1) They mistook education for discipleship. Bible study and education, any kind of education, are unquestionably very important. But education does not, in the long run, produce transformation. People do all sorts of dangerous or bad things even though they "know better." Education is important, but the key isn't what we know, but Who we know, not what we know, but who we become. Obviously, if we're to be transformed into imitators of Christ, then we have to know things about Jesus so we know what to imitate; but knowing about Jesus in and of itself doesn't require imitation. "Knowing about" is not the same thing as "having a relationship with".
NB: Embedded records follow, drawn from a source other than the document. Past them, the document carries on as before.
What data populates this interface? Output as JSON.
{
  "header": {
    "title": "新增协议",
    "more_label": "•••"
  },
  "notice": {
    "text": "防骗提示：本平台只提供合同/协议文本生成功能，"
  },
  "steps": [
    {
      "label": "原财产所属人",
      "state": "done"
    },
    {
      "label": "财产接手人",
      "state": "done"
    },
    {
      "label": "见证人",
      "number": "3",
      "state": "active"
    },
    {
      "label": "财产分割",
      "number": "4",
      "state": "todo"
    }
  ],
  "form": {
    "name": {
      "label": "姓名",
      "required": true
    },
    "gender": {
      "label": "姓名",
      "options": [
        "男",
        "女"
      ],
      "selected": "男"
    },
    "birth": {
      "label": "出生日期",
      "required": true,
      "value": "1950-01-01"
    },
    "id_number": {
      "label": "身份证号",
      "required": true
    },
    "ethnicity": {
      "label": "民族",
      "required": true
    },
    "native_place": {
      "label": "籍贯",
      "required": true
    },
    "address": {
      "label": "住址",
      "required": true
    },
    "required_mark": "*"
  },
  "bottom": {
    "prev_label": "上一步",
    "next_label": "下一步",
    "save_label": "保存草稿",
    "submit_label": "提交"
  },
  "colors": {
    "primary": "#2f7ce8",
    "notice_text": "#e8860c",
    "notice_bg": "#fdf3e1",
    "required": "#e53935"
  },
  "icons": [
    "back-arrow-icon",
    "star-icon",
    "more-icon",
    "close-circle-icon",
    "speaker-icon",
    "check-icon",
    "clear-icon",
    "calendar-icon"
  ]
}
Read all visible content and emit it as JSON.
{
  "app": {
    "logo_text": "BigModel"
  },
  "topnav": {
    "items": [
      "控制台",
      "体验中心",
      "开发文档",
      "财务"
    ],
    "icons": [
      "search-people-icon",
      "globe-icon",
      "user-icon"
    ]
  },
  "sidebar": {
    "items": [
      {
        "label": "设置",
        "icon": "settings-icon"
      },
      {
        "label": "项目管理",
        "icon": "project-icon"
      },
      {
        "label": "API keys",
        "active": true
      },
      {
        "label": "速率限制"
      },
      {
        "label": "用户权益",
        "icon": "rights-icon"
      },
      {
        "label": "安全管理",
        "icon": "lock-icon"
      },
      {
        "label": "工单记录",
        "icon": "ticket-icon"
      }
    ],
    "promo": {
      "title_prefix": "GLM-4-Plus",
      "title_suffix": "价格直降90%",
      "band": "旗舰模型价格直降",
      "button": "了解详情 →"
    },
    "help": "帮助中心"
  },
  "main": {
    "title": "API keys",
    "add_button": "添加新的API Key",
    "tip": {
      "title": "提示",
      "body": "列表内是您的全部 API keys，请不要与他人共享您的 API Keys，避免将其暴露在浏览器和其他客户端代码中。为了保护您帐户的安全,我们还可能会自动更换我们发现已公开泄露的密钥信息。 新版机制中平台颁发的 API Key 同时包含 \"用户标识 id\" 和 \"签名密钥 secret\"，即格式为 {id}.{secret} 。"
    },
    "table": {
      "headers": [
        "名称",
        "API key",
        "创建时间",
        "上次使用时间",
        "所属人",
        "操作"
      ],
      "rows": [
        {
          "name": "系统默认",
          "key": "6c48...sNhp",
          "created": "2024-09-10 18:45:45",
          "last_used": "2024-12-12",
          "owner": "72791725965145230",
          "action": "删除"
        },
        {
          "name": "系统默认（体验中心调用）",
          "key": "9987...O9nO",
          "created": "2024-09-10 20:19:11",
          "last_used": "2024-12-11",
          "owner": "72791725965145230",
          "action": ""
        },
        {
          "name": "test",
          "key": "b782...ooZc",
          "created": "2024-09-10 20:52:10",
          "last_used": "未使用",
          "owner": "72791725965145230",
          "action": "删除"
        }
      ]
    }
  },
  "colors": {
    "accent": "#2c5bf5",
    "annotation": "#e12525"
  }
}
2) Low quality. Not always and not at all times - sometimes I'm sure the material was very good. Sometimes gifted and/or dedicated teachers could do a lot with a little, too. (My best Sunday School class, growing up, was the one taught by my parents. They did a great job.) But looking overall at Vacation Bible School and Sunday School, much of the education that we did remained on a very basic level (so as to be open to newcomers?) - about a 3rd grade level, it seems to me. I wonder if there are any studies on that? That's good up until 3rd grade - but over time, discipleship ministries need to grow up.

Lots of times, and at multiple churches, Sunday School revolved around asking obvious questions with yes or no answers, while acting as if the questions were difficult. Results: boredom, contempt, frustration, people leaving church.

Who had this discussion (multiple times) as a kid growing up in church? (You can substitute lots of things for "cocaine" - drunkeness, going to movies, slow dancing, fast dancing, any dancing...)
Teacher: "Do you think Jesus used cocaine?"
Students: "Um...No. It didn't even exist yet."
Teacher: "Do you think Jesus would've used cocaine if it had?"
Students: "...No. Why are we talking about this?"
Teacher: "Be quiet and answer my questions. Do you think Jesus would've used cocaine?"
Students: "..."
Teacher: "Why won't any of you answer my question?"
Students: "..."
Teacher: "Didn't any of you study your lesson? Why aren't you participating?"
Student 1 (thinks this is stupid): "...You said to be quiet. And we already answered your question."
Student 2 (asleep): "...zzz..."
Teacher (floundering - why isn't this going well?): "Please pay attention. Answer my question. Would Jeus have used cocaine?"
Student 1 (frustrated): "No!!!"
Student 2 (drooling): "...zzz..."
Teacher (good, they answered - we're back on track): "And would Jesus want you to use cocaine?"
Student 1: "ARGH!!!!"
Student 2: "...zzz..huh?"

Real discipleship needs depth - and the freedom to ask questions, not just answer them - questions that don't necessarily have yes or no (or any) answers.

Real discipleship requires community. Not just people we hang out with, but relationships with those who know us well, who see - or don't see - transformation, and helps us to see (or not see) that as well. Spiritual Directors do something similar when they help a directee to "attend to the work/presence/voice/etc. of the Spirit" in their own lives.

Real discipleship also, it seems to me, has to include challenges to *do*, not just to *hear* or *repeat* or *memorize.* Referring back to part 1 - we are to act. We are on mission. Discipleship involves us in the mission, helps us to understand that the mission is central to who we are, if we're disciples of Jesus.

I want...

No, yearn...feel be part of a community where real discipleship - with depth, transformative relationships, and missional action - can take place.

My hope, dream, and prayer, is that as I look for places to serve in church, I will be brought to that kind of place. Not necessarily that they've arrrived at that place...but at least that they're willing to go looking for it.